American ice cream company

Casper's Ice Cream is a family-owned American ice cream company based in Richmond, Utah. The company's most popular product is the FatBoy.

==History==
Casper's Ice Cream was established in 1925 by Casper Merrill (1902-1999) who made the first ice cream sundae on a stickbars with the milk and cream of his family's milk, and these bars were the original Ice Cream Nut Sundae on a Stick which he named it as the Casco Nut Sundaes. The first bars that are known today as the Fatboy Nut Sundaes were made with 10 gallon milk can. Merrill sold these ice cream bars on a 4th of July event and he then made the first Fatboy brand sandwich which was much larger than the usual ice cream novelty. Merrill died on October 15, 1999 at the age of 96 in Bountiful, Utah. The company is currently owned by Merrill's grandsons. Casper's Ice Cream is a member of the Utah Food Council's Utah's Own's program which was established in 2001 with the purpose of supporting and promoting local products.

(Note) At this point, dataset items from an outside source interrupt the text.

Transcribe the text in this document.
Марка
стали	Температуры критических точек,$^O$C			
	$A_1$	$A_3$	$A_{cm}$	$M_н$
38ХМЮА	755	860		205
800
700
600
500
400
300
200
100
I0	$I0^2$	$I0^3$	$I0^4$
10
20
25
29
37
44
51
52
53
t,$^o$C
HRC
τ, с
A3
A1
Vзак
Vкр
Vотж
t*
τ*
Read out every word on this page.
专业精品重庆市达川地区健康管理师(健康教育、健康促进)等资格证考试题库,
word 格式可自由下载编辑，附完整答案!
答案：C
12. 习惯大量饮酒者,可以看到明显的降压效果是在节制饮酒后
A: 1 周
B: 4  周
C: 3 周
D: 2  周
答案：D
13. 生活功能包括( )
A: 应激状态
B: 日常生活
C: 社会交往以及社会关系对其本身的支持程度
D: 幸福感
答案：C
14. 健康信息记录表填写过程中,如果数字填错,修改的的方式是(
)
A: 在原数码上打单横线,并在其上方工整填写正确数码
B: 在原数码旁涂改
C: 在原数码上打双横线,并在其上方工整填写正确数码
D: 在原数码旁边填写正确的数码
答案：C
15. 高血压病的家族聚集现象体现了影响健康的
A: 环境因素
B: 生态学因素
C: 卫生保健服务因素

In October 2020, Fatboy Ice Cream sponsored J. J. Yeley's NASCAR racer. In the racing debut of the brand, Yeley suffered a crash. He was uninjured, but Casper's capitalized on the incident by selling pieces of the car that Yeley signed. Fatboy continued sponsoring race cars. Yeley raced in the 2020 Season Finale 500 with the Fatboy paint job.

==Products==

Casper's Ice Cream's original ingredients have changed very little throughout the years. There are more than 360,000 ice cream bars and sandwiches that are produced daily, which can be found in major national retailers. The brands are FatBoys, Casper's Classics, and the Active D'Lites. The Active D'Lites are ice cream bars featuring pre- and probiotics with only 110 to 140 calories depending on the flavor which are coated with fine European-style chocolate. The Casper's Classics were first created to compete the super premium novelty products which are bars coated with Guittard chocolate. The most popular product is the FatBoy which is a thick, creamy ice cream sandwich offered in flavors of vanilla, chocolate, strawberry, raspberry, cookies and cream, mint chocolate chip and peppermint.

The company also produces products under the Jolly Llama brand, which includes gluten-free ice cream cones, ice cream sandwiches, yogurt bars, and sorbet fruit pops.

Alongside the Jolly Llama brand, Casper's releases Churnbaby Ice Cream, whose most famous product are the "Ice cream cookie cups," which are containers of ice cream with a cookie atop. Churnbaby has released their own kinds of ice cream sandwiches.